August 31, 2019

A Breachtastic Morning with Orcas and a Humpback!

Erin | M/V Kestrel | 11:00 AM | Saturday, August 31, 2019

Today was an absolutely phenomenal day full of breaching and surface-active behaviors! We headed south out of Friday Harbor with the sun shining and the water calm. We made our way down to Cattle Point. At Cattle Point, we saw some upwelling happening around us. It was incredible! We then went over to Whale Rocks, which had Steller sea lions hauled out on them and swimming around them! They are massive animals, weighing up to 2400 pounds and measuring up to 12 feet long. They are the largest sea lion in the world. There were at least 20 of them in total, and we got to hear them making their unique noises and see them climbing up the rocks. It was incredible. We also saw some of them rolling around in the water and playing with each other. Steller sea lions are gone from the Salish Sea for most of the summer, so it is always a treat to be able to see so many of them. We left Whale Rocks and headed toward McArthur Bank, where there was a report of a humpback whale!
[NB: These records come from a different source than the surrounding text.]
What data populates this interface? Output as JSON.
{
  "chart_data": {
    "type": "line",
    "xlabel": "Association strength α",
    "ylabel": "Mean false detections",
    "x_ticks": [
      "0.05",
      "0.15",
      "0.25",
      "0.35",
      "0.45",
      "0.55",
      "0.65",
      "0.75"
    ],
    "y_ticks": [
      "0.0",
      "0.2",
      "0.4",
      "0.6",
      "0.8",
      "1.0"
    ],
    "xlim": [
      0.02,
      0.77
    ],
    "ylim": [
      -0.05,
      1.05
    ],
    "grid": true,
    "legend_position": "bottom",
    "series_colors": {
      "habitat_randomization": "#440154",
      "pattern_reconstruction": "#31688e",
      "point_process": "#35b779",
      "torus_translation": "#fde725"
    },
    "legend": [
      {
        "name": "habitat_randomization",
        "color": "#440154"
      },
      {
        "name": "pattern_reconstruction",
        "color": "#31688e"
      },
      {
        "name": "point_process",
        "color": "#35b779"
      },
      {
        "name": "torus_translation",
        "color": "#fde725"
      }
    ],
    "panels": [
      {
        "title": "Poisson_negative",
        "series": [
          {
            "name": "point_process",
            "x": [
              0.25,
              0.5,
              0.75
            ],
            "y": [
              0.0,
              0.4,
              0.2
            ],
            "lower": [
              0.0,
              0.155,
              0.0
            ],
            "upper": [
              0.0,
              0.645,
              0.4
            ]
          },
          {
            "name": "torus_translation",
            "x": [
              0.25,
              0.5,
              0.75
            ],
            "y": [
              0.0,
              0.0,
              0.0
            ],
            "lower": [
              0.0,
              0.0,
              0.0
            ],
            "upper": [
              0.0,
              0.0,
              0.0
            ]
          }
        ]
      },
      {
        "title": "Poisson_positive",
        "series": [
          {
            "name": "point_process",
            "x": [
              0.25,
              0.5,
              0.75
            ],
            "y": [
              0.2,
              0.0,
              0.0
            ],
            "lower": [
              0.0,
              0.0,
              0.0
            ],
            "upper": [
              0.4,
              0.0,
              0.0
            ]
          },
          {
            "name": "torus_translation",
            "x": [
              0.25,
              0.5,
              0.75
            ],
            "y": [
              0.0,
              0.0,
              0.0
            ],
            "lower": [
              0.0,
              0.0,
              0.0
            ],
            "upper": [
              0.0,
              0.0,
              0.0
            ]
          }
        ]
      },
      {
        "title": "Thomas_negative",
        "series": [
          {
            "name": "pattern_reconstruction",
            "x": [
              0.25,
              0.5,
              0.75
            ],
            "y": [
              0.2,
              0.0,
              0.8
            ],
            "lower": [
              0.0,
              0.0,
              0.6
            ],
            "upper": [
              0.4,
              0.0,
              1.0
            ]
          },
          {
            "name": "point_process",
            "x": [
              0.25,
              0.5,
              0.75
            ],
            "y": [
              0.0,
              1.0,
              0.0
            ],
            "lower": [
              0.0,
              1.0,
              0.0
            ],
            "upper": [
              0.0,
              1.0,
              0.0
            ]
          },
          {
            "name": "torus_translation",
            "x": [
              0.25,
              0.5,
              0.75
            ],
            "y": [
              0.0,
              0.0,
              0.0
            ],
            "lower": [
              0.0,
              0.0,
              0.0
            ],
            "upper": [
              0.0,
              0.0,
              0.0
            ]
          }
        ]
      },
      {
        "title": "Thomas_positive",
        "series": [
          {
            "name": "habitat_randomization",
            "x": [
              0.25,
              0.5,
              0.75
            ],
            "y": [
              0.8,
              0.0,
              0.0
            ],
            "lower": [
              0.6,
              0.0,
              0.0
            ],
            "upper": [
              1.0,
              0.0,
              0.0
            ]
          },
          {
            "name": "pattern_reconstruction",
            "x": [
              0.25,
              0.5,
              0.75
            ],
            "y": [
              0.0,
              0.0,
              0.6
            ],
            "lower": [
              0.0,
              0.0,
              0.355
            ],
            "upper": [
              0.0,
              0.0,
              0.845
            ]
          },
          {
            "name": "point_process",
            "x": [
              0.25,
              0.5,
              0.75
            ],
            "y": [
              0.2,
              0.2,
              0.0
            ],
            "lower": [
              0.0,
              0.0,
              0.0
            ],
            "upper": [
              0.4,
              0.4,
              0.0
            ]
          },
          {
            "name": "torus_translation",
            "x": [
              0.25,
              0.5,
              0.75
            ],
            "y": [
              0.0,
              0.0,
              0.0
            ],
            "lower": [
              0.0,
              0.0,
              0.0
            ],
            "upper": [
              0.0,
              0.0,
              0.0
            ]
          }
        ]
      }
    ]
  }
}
We arrived at McArthur Bank and soon saw a giant blow in the distance. It was the blow of a humpback whale! Their blow is about 15 feet tall and can be seen from miles away. We got closer to the whale and it soon took a dive. The whale was taking very short dives throughout our whole encounter with it, with the longest one being about 4 minutes. We had been watching it for about 10 minutes when all of the sudden the whale brought its entire body out of the water in a full, spinning breach! It was a huge surprise and I think that most of us were stunned. How incredible to see a 40-50 ton animal fly out of the water with such grace! The whale then continued to breach, and did it about 4 more times! We started to try to predict when it was going to happen again, and some of us were actually correct. The whale then went back to swimming in large circles and doing fluke-up dives. It showed its gigantic fluke many times as we watched it, which was all black. The fluke is the underside of the tail. We left the humpback whale in search of some killer whales that were reported on the west side of San Juan Island. 

When we arrived at Eagle Cove, we could see some large dorsal fins and blows near the shoreline. They were killer whales! They travelled along the shoreline throughout our whole encounter with them. It seems to be a common thing for killer whales to do. Perhaps they were searching for food in the abundant kelp beds along the shore. We could tell that they were doing more than just hunting, though, because many of them were splashing around! We saw whales breaching, tail-slapping, and porpoising. The whales were travelling north, towards the direction that some of the other members of their pod were in. The pod was identified as J pod, which is part of the critically endangered population of Southern Resident killer whales. Southern Residents primarily feed on Chinook salmon. We were all entranced with their unique behaviors, especially when we saw some of the adult whales breaching. We haven't seen the Southern Residents very much during this summer season, so it was a special and rare occasion to be able to view them in their natural habitat. 

We headed back toward Friday Harbor after a splashy, adventurous day in the Salish Sea!